Kapitel 13
IN DIESEM KAPITEL
Expositionen und Outcomes mit zusammengefassten Daten untersuchen
Vergleiche von mehreren Bevölkerungen oder mehreren Zeitpunkten
Vorschnelle Deutung: ökologischer Trugschluss
Ökologische Studien – zu Unrecht verschmäht
Sind die Menschen umso gesünder, je mehr Geld ein Staat für ihre Gesundheit ausgibt? Ist der durchschnittliche Blutdruck in der Bevölkerung umso höher, je mehr Kochsalz im Land verbraucht wird? Um diese und vergleichbare Fragestellungen zu bearbeiten, führen Epidemiologen sogenannte ökologische Studien durch.
Anders als bei den bisher beschriebenen Studientypen erheben sie Informationen zur Exposition und zum Outcome nicht für jede einzelne Person einer Bevölkerung. Stattdessen arbeiten sie mit Durchschnittswerten für die Exposition und den Outcome aus verschiedenen Bevölkerungen (Epidemiologen sprechen von aggregierten Daten). Das vereinfacht einerseits zwar die Datenerhebung. Andererseits kann dieses Studiendesign aber auch zu Fehlschlüssen verleiten.

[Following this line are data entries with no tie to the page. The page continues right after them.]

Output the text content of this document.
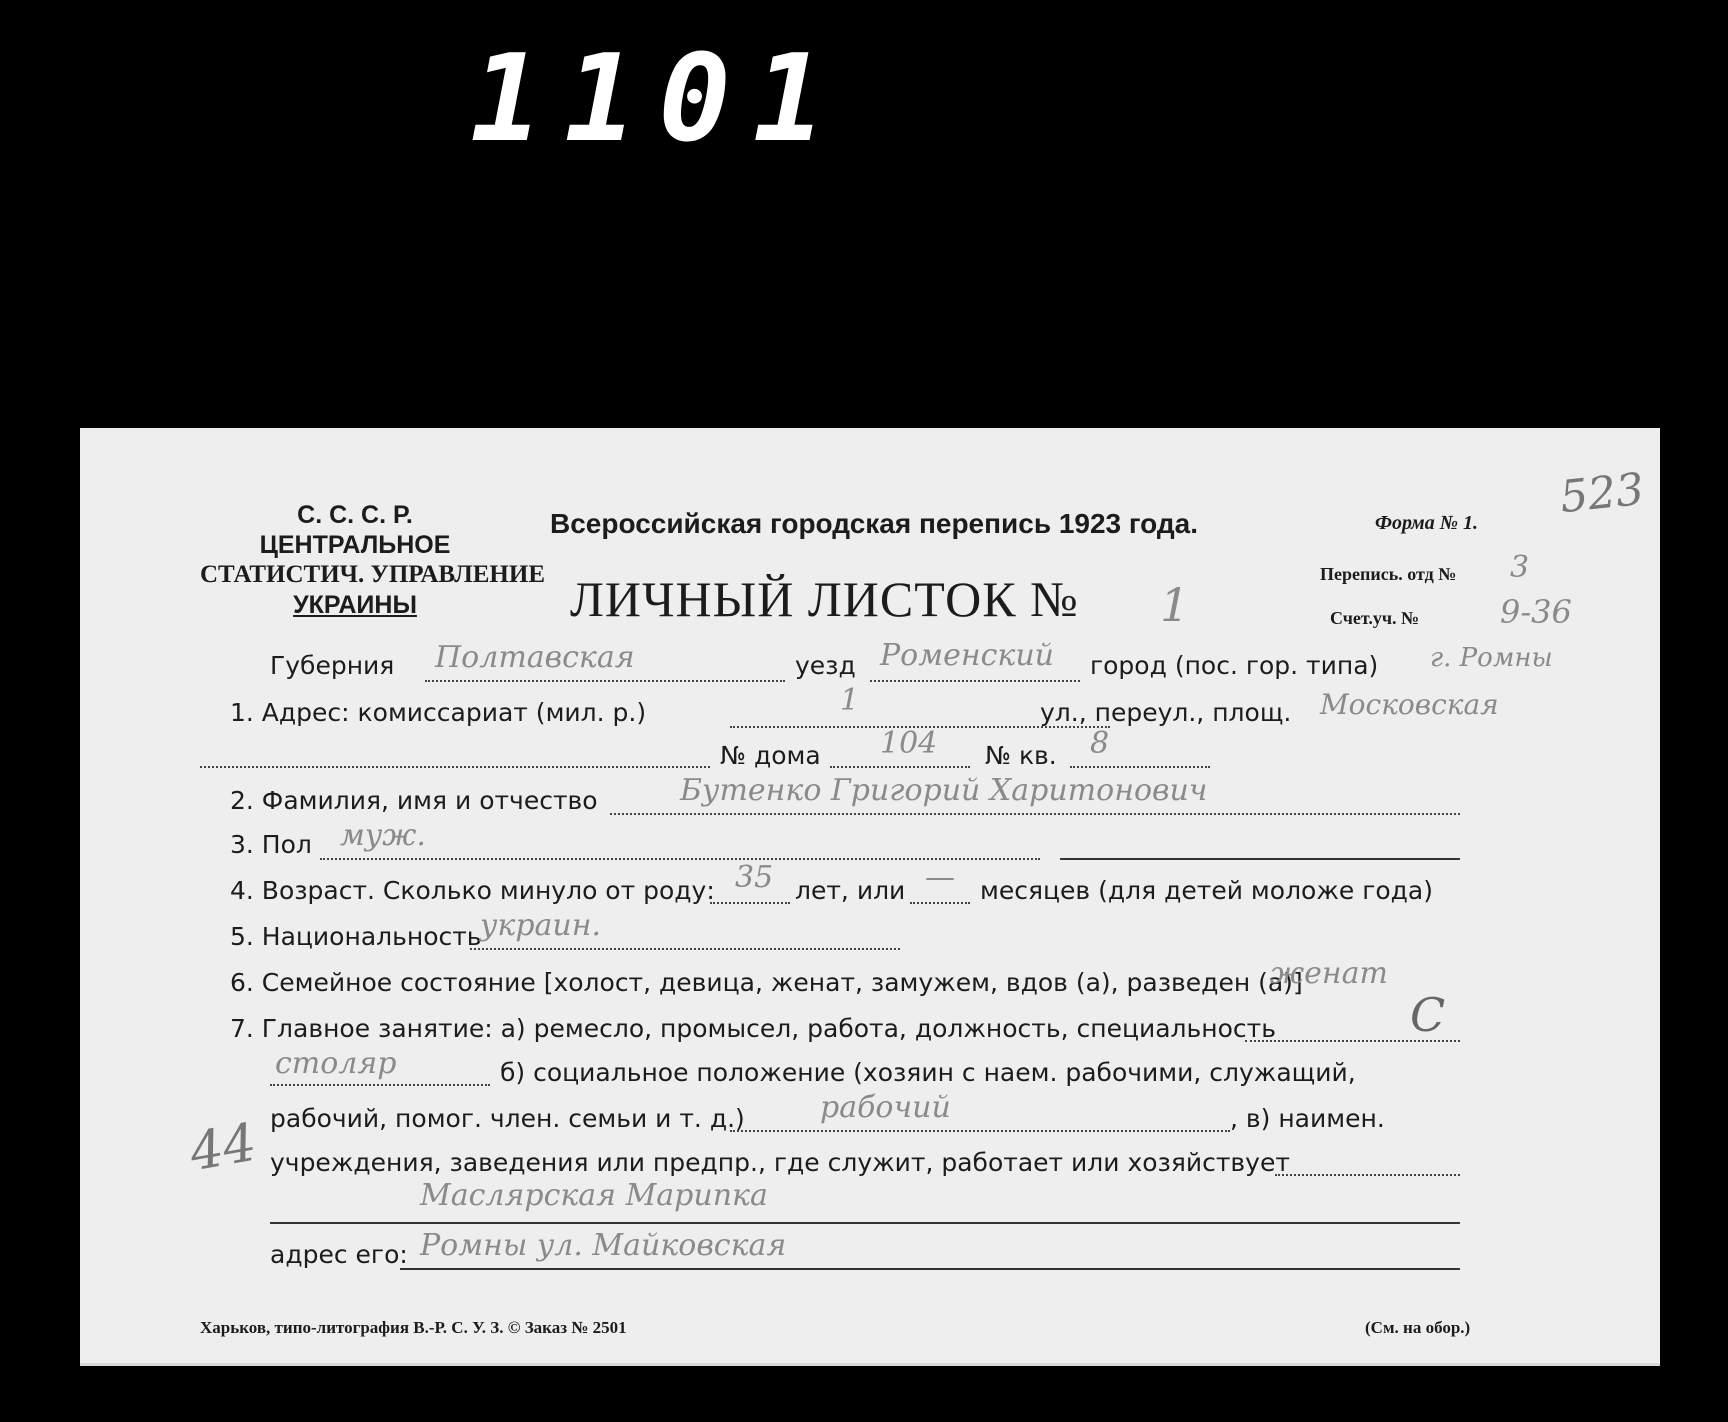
1101
С. С. С. Р.
ЦЕНТРАЛЬНОЕ
СТАТИСТИЧ. УПРАВЛЕНИЕ
УКРАИНЫ
Всероссийская городская перепись 1923 года.	Форма № 1. 523
ЛИЧНЫЙ ЛИСТОК № 1
Перепись. отд № 3
Счет.уч. №	9-36
Губерния Полтавская	уезд Роменский город (пос. гор. типа) г. Ромны
1. Адрес: комиссариат (мил. р.)	1	ул., переул., площ. Московская
№ дома 104 № кв. 8
2. Фамилия, имя и отчество	Бутенко Григорий Харитонович
3. Пол муж.
4. Возраст. Сколько минуло от роду: 35 лет, или — месяцев (для детей моложе года)
5. Национальность
украин.
6. Семейное состояние [холост, девица, женат, замужем, вдов (а), разведен (а)]
женат
7. Главное занятие: а) ремесло, промысел, работа, должность, специальность
столяр	б) социальное положение (хозяин с наем. рабочими, служащий,
рабочий, помог. член. семьи и т. д.)	рабочий	, в) наимен.
учреждения, заведения или предпр., где служит, работает или хозяйствует
Маслярская Марипка
адрес его: Ромны ул. Майковская
44
С
Харьков, типо-литография В.-Р. С. У. З. © Заказ № 2501	(См. на обор.)
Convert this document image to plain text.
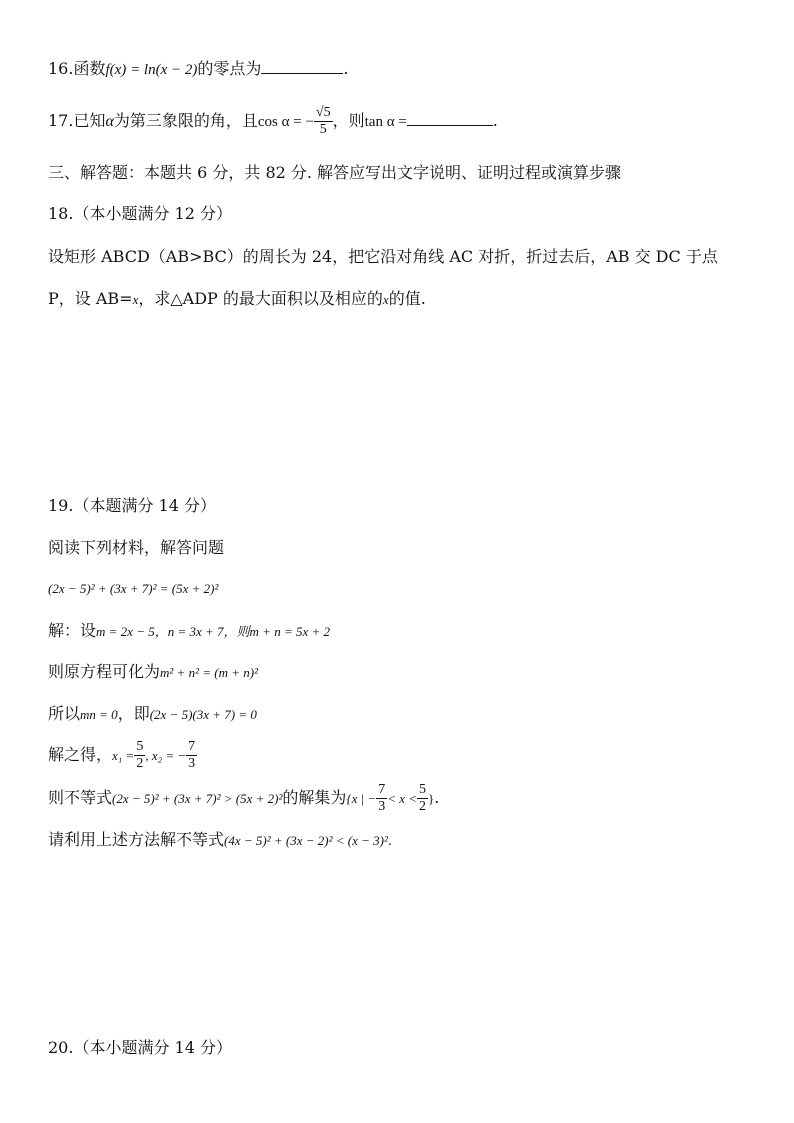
16.函数f(x) = ln(x − 2)的零点为	.
17.已知α为第三象限的角，且cos α = − $\frac{√5}{5}$ ，则tan α =	.
三、解答题：本题共 6 分，共 82 分. 解答应写出文字说明、证明过程或演算步骤
18.（本小题满分 12 分）
设矩形 ABCD（AB>BC）的周长为 24，把它沿对角线 AC 对折，折过去后，AB 交 DC 于点
P，设 AB=x，求△ADP 的最大面积以及相应的x的值.
19.（本题满分 14 分）
阅读下列材料，解答问题
(2x − 5)² + (3x + 7)² = (5x + 2)²
解：设m = 2x − 5，n = 3x + 7，则m + n = 5x + 2
则原方程可化为m² + n² = (m + n)²
所以mn = 0，即(2x − 5)(3x + 7) = 0
解之得，$x_1 = \frac{5}{2}$ , x₂ = − $\frac{7}{3}$
则不等式(2x − 5)² + (3x + 7)² > (5x + 2)²的解集为{x | − $\frac{7}{3} < x < \frac{5}{2}$ }.
请利用上述方法解不等式(4x − 5)² + (3x − 2)² < (x − 3)².
20.（本小题满分 14 分）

In den Kapiteln 9 bis 12 lernen Sie verschiedene Studientypen kennen, mit denen Epidemiologen Zusammenhänge zwischen Expositionen (zum Beispiel Rauchen) und Outcomes (zum Beispiel Lungenkrebs oder Herz-Kreislauf-Erkrankungen) untersuchen.

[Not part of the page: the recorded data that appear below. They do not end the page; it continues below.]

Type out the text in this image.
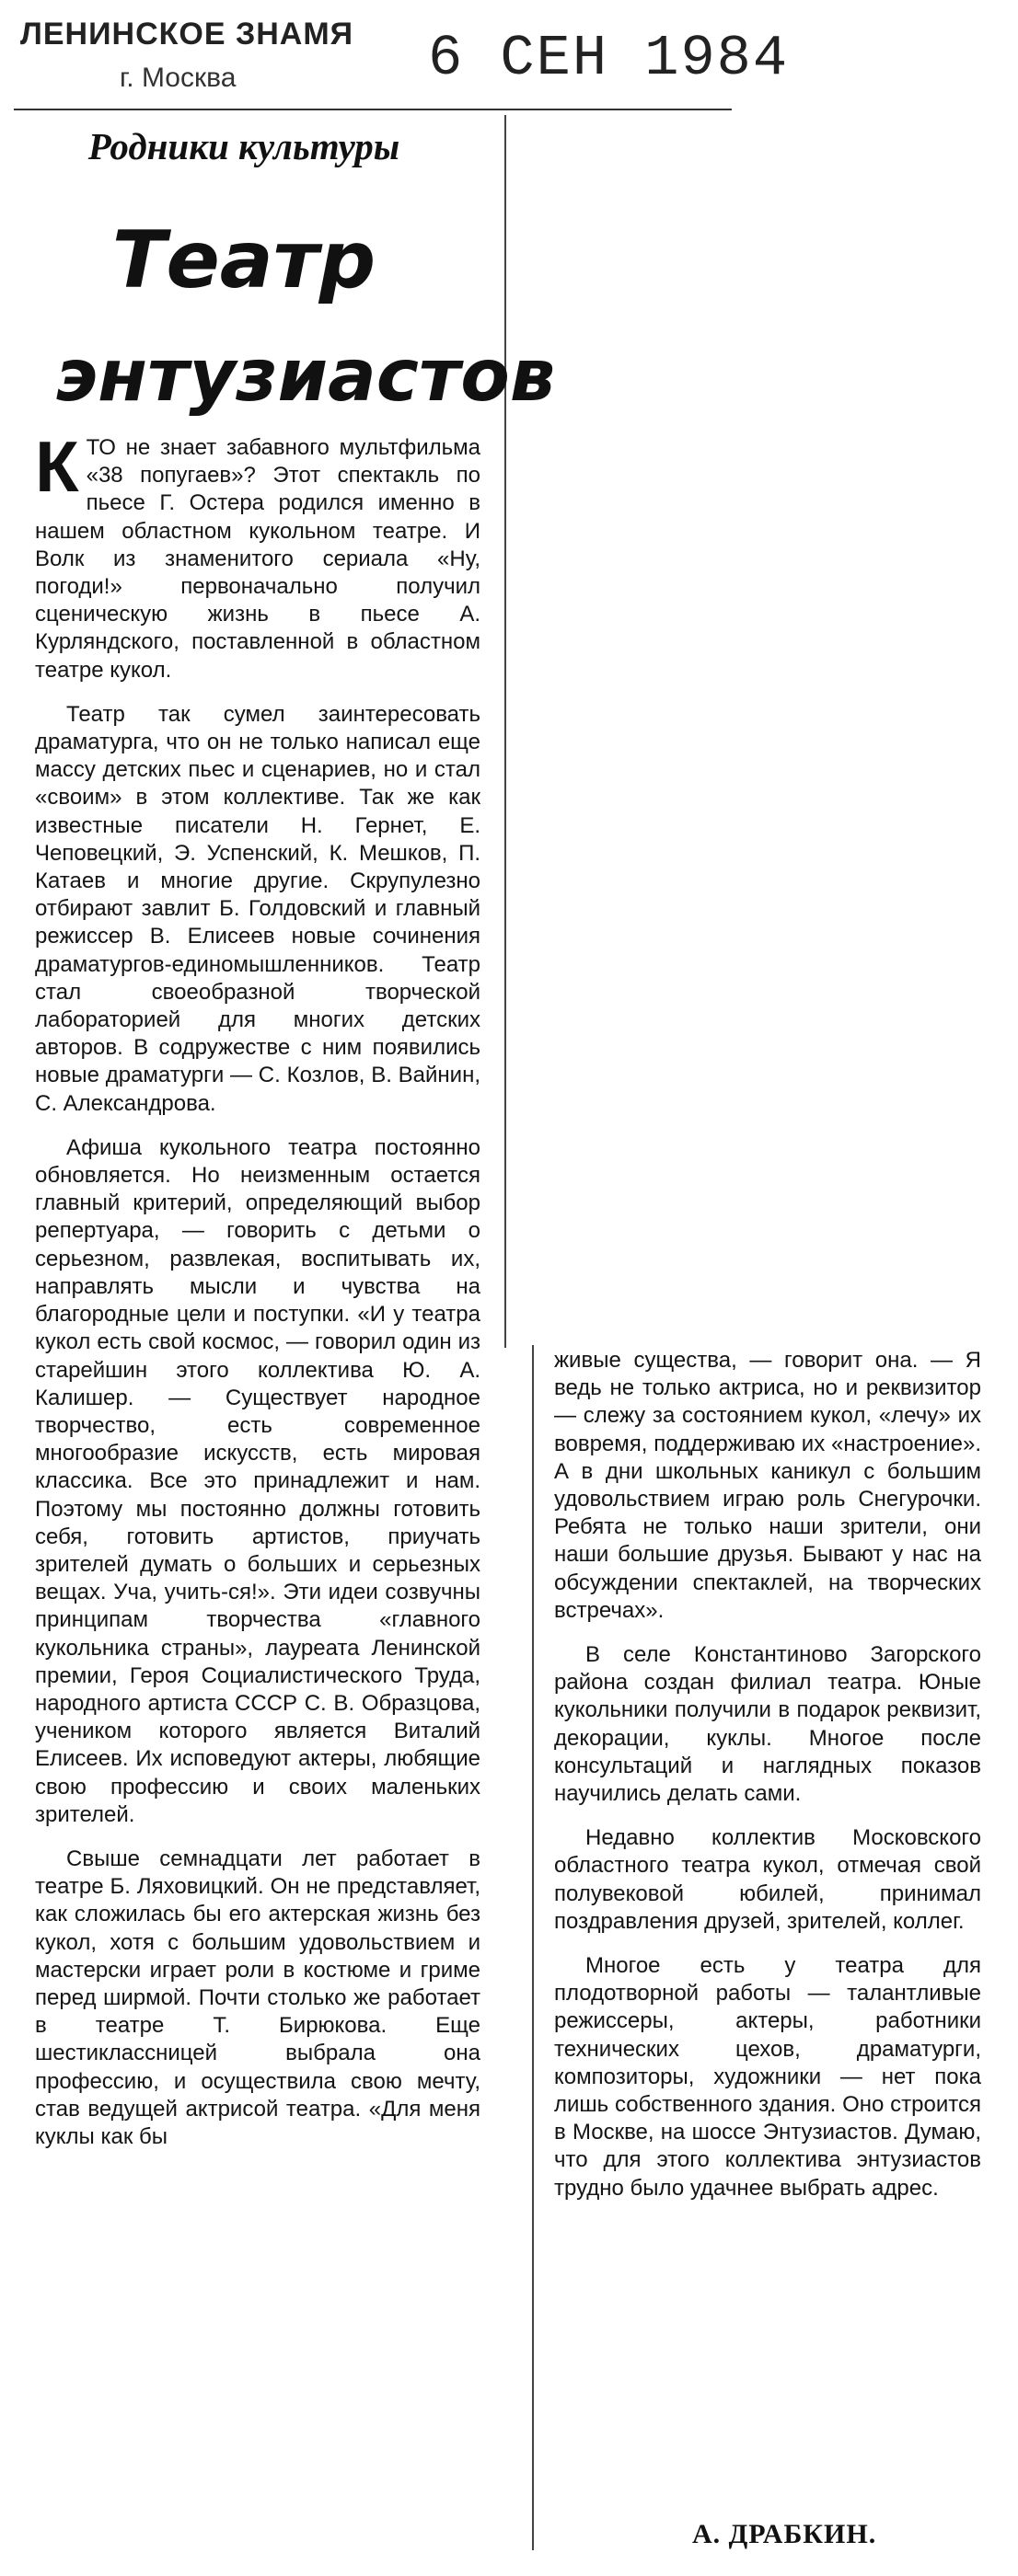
ЛЕНИНСКОЕ ЗНАМЯ
г. Москва	6 СЕН 1984
Родники культуры
Театр
энтузиастов

КТО не знает забавного мультфильма «38 попугаев»? Этот спектакль по пьесе Г. Остера родился именно в нашем областном кукольном театре. И Волк из знаменитого сериала «Ну, погоди!» первоначально получил сценическую жизнь в пьесе А. Курляндского, поставленной в областном театре кукол.

Театр так сумел заинтересовать драматурга, что он не только написал еще массу детских пьес и сценариев, но и стал «своим» в этом коллективе. Так же как известные писатели Н. Гернет, Е. Чеповецкий, Э. Успенский, К. Мешков, П. Катаев и многие другие. Скрупулезно отбирают завлит Б. Голдовский и главный режиссер В. Елисеев новые сочинения драматургов-единомышленников. Театр стал своеобразной творческой лабораторией для многих детских авторов. В содружестве с ним появились новые драматурги — С. Козлов, В. Вайнин, С. Александрова.

Афиша кукольного театра постоянно обновляется. Но неизменным остается главный критерий, определяющий выбор репертуара, — говорить с детьми о серьезном, развлекая, воспитывать их, направлять мысли и чувства на благородные цели и поступки. «И у театра кукол есть свой космос, — говорил один из старейшин этого коллектива Ю. А. Калишер. — Существует народное творчество, есть современное многообразие искусств, есть мировая классика. Все это принадлежит и нам. Поэтому мы постоянно должны готовить себя, готовить артистов, приучать зрителей думать о больших и серьезных вещах. Уча, учить-ся!». Эти идеи созвучны принципам творчества «главного кукольника страны», лауреата Ленинской премии, Героя Социалистического Труда, народного артиста СССР С. В. Образцова, учеником которого является Виталий Елисеев. Их исповедуют актеры, любящие свою профессию и своих маленьких зрителей.

Свыше семнадцати лет работает в театре Б. Ляховицкий. Он не представляет, как сложилась бы его актерская жизнь без кукол, хотя с большим удовольствием и мастерски играет роли в костюме и гриме перед ширмой. Почти столько же работает в театре Т. Бирюкова. Еще шестиклассницей выбрала она профессию, и осуществила свою мечту, став ведущей актрисой театра. «Для меня куклы как бы

живые существа, — говорит она. — Я ведь не только актриса, но и реквизитор — слежу за состоянием кукол, «лечу» их вовремя, поддерживаю их «настроение». А в дни школьных каникул с большим удовольствием играю роль Снегурочки. Ребята не только наши зрители, они наши большие друзья. Бывают у нас на обсуждении спектаклей, на творческих встречах».

В селе Константиново Загорского района создан филиал театра. Юные кукольники получили в подарок реквизит, декорации, куклы. Многое после консультаций и наглядных показов научились делать сами.

Недавно коллектив Московского областного театра кукол, отмечая свой полувековой юбилей, принимал поздравления друзей, зрителей, коллег.

Многое есть у театра для плодотворной работы — талантливые режиссеры, актеры, работники технических цехов, драматурги, композиторы, художники — нет пока лишь собственного здания. Оно строится в Москве, на шоссе Энтузиастов. Думаю, что для этого коллектива энтузиастов трудно было удачнее выбрать адрес.

А. ДРАБКИН.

In Kohortenstudien beobachten Epidemiologen jeweils eine große Zahl von Rauchern und Nichtrauchern über einen gewissen Zeitraum und beobachten bei jedem Einzelnen, ob Lungenkrebs auftritt oder nicht. So können sie die Inzidenz von Lungenkrebs in der exponierten und der nicht exponierten Gruppe berechnen und vergleichen.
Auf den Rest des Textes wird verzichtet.